-Statistics by De-
DeTistics
About De
De is a data scientist with a background in social research methodology and expertise in advanced quantitative methodology, data mining, and text mining. Thus far De has worked mostly with educational data and game log data. Prior to becoming involved in research, De was a teacher for a number of years, and before that a database administrator.
De also knits. A gallary of some of De's best sweaters can be found here.
Links to open-source versions of De's publications can be found below.
Publications

Statistics
Advanced statistical topics in educational research focus on measurement issues such as dimension reduction, estimation, validity, reliability, and generalizability. Methods include factor analysis, structural equation modeling, hierarchical linear modeling, and item response theory.
De's publications in this area include papers on using exploratory factor analysis to identify the different kinds of instructional techniques used to teach science to English language learners and on using mediation studies, linear regression, and analysis of variance to examine differences in in-game behavior.

Data Mining
Analyzing click-stream log data from games and simulations is very difficult, but data mining techniques can be used to reduce this mass of low-level process data to a smaller set of substantively meaningful features.
De's publications in this area include papers about logging game data to support analyses, using cluster analysis to identify the strategies players use to solve levels in the game, using sequence mining to identify changes in strategy use, using classification to identify different learning trajectory types, and applications of the data mining results to make targeted modifications to a game.

Text Mining
Extracting semantic meaning from text is one of the most difficult issues in natural language processing.

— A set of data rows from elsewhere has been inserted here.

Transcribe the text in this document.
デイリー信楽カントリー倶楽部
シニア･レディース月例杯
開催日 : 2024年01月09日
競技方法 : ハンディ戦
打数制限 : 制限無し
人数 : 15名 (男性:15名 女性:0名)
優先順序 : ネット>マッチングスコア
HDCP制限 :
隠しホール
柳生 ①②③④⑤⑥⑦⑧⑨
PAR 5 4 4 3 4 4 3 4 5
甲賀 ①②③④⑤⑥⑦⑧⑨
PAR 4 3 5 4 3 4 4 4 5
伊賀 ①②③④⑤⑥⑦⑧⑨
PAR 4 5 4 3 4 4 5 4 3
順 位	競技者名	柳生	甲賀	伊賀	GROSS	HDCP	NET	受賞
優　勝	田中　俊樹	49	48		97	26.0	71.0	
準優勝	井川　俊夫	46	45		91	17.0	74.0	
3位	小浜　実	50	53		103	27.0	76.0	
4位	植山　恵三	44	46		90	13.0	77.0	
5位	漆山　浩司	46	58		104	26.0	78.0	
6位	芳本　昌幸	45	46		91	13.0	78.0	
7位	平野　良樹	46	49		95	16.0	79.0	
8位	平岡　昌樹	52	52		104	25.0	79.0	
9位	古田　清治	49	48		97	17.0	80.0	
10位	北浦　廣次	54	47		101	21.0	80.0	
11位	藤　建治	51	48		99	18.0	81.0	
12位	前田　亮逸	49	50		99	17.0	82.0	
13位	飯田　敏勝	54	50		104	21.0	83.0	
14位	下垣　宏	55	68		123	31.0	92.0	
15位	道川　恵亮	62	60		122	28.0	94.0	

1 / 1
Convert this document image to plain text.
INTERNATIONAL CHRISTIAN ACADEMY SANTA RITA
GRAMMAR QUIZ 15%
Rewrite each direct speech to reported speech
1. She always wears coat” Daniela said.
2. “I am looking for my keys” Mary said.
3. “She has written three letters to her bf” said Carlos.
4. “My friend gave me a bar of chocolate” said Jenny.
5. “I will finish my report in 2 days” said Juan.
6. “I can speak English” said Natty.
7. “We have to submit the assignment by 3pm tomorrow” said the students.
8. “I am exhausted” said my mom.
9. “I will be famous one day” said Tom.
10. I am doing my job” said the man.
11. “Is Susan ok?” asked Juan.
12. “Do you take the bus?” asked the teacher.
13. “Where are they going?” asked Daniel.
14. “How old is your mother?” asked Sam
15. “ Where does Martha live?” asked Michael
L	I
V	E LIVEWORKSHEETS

The rule-based system, SemScape, uses grammatical information to identify the relationships between words in a given free text document and exports that information in the form of TextGraphs. A second rule set is then used to extract semantic information from those graphs.
De's publications in this area include papers about SemScape, as well as applications of SemScape to extract InfoBox information from unstructured Wikipedia text, generate ontologies from free text, and automatically score short essays for content.